Il y a une relation métaphorique instaurée entre deux domaines distincts (les ponts et les chevaux) et on voit bien l’intérêt que ce genre de constructions peut susciter dans le cadre de la théorie des espaces mentaux. Mais il nous semble que ce type d’exemple ne justifie pas une catégorie particulière ; pour nous, (30) est un type de « routine concessive » comme (29). Par rapport à la taxinomie de Sweetser, seule la dimension métaphorique les distingue des epistemic conditionals. Comme dans Sweetser [1990], les catégories ne paraissent pas très étanches.

La description des hypothétiques non marquées est fondée sur celle des if-P chez Dancygier & Sweetser. Mais on peut se demander s’il s’agit dans les deux cas de l’édification du même espace mental. Par ailleurs, dans des exemples comme (28), c’est rarement l’impératif seul qui conduit à une interprétation hypothétique, il y a d’autres indices co-occurents.
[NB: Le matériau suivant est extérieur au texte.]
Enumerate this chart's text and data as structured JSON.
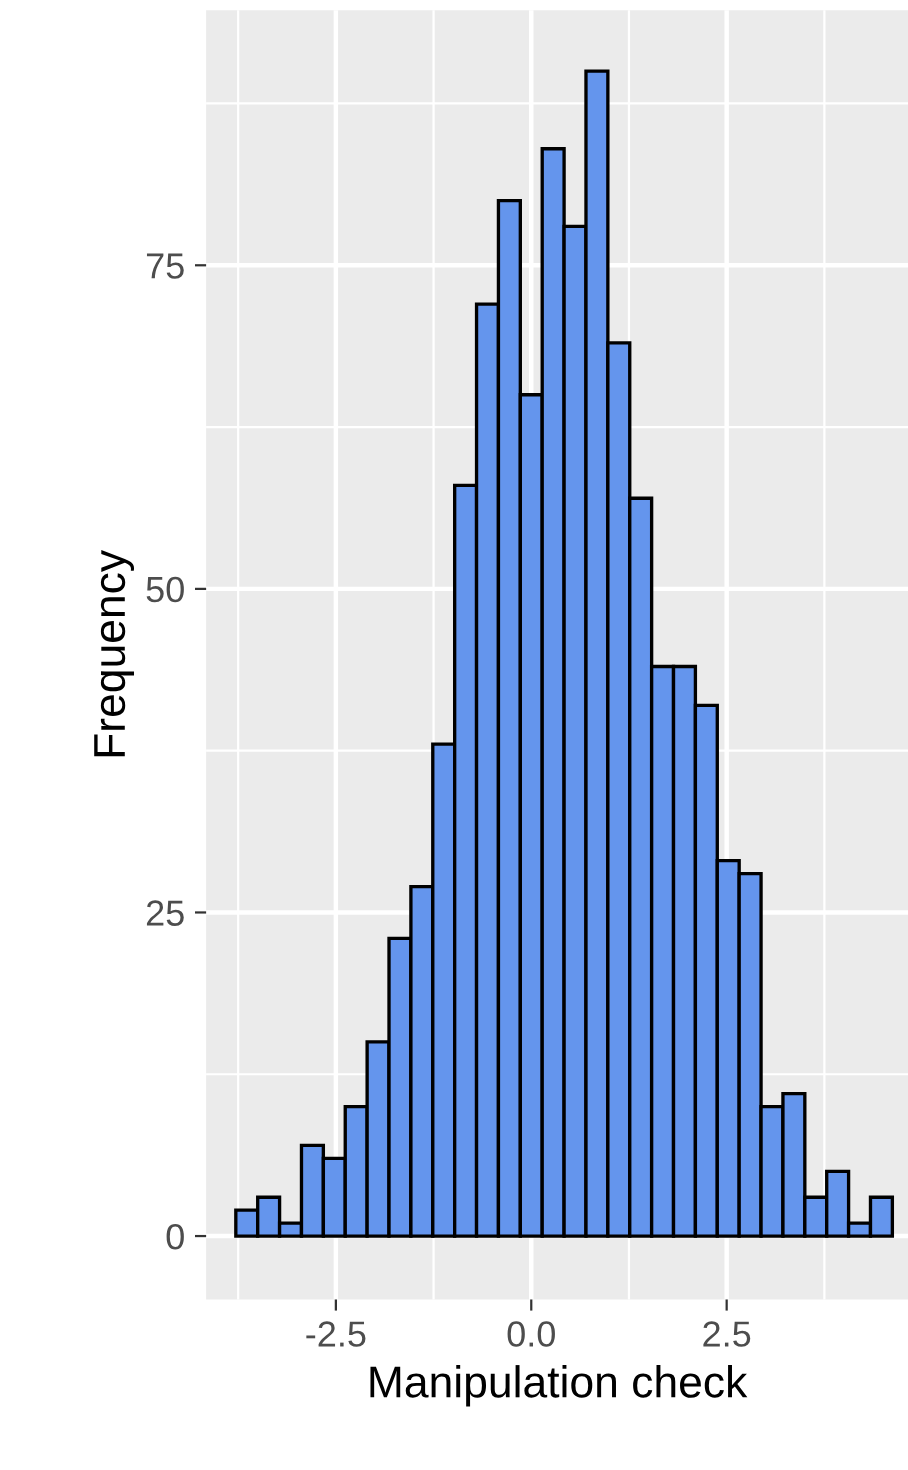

Pour conclure avec la théorie des espaces mentaux, on se positionnera comme suit. Un des objectifs de notre recherche sera d’identifier les indices décisifs, i.e. le marquage superficiel, qui accréditent le découpage ensembliste développé au plan cognitif. Fauconnier élabore son système au niveau des représentations cognitives, tout en basant son étude sur les secteurs de texte balisés par des expressions introductrices. Mais en jouant sur les deux niveaux, il y a le

risque d’osciller entre fonction procédurale et rôle représentationnel. On voudrait, principalement dans la Section III, isoler clairement dans le terme A – et surtout en l’absence de si – les indices qui conduisent à élaborer un espace mental, sans toutefois se limiter aux temps verbaux. On s’efforcera de séparer les indices linguistiques des indices d’ordre pragmatique.